Problem 2-43 - Free fall - Part 7 (b)

A baseball pitcher throws a ball vertically straight upward and catches it \(4.2\; s\) later. (a) With what velocity did the ball leave the pitcher's hand? (b) What was the maximum height reached by the ball?

Accumulated solution

\(\mathrm{t = 4.2\; s \\ a_y = -9.8\; m/s^2 \\ v_y = -v_{0_y}}\)
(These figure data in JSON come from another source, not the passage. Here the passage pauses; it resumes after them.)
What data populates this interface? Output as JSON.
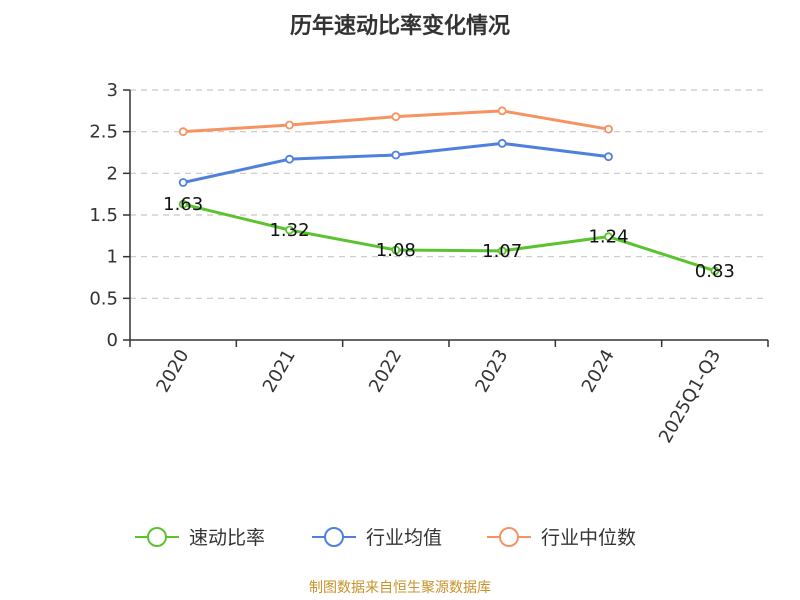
{
  "chart_data": {
    "type": "line",
    "title": "历年速动比率变化情况",
    "categories": [
      "2020",
      "2021",
      "2022",
      "2023",
      "2024",
      "2025Q1-Q3"
    ],
    "ylim": [
      0,
      3
    ],
    "yticks": [
      "0",
      "0.5",
      "1",
      "1.5",
      "2",
      "2.5",
      "3"
    ],
    "grid": true,
    "legend_position": "bottom",
    "series": [
      {
        "name": "速动比率",
        "color": "#5cc330",
        "values": [
          1.63,
          1.32,
          1.08,
          1.07,
          1.24,
          0.83
        ],
        "labels": [
          "1.63",
          "1.32",
          "1.08",
          "1.07",
          "1.24",
          "0.83"
        ]
      },
      {
        "name": "行业均值",
        "color": "#4f81dc",
        "values": [
          1.89,
          2.17,
          2.22,
          2.36,
          2.2,
          null
        ]
      },
      {
        "name": "行业中位数",
        "color": "#f59362",
        "values": [
          2.5,
          2.58,
          2.68,
          2.75,
          2.53,
          null
        ]
      }
    ],
    "source": "制图数据来自恒生聚源数据库"
  }
}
Time to rise to maximum height \(= 2.1 \;s\)

\(\mathrm{v_{0_y} = 21\; m/s}\)

Correct!

The time to rise to maximum height is \(½ (4.2) = 2.1\; s\)
 
Using \(\mathrm{y = y_0 + v_{0_y}t + ½ a_yt^2}\) with \(\mathrm{y_0 = 0}\)
 
we have
 
\(\mathrm{y = 0 + 21(2.1) + ½ (9.8)(2.1)^2= 22\; m}\)

This is the answer to part (b)

Or using \(\mathrm{v_y{^2} - v_{0_y}{^2} = 2a_yy}\)
 

what is the value of \(v_y\) at the maximum height? 
 

(A)   \(21\; m/s\)

(B)   \(-21\; m/s\)

(C)   \(0\)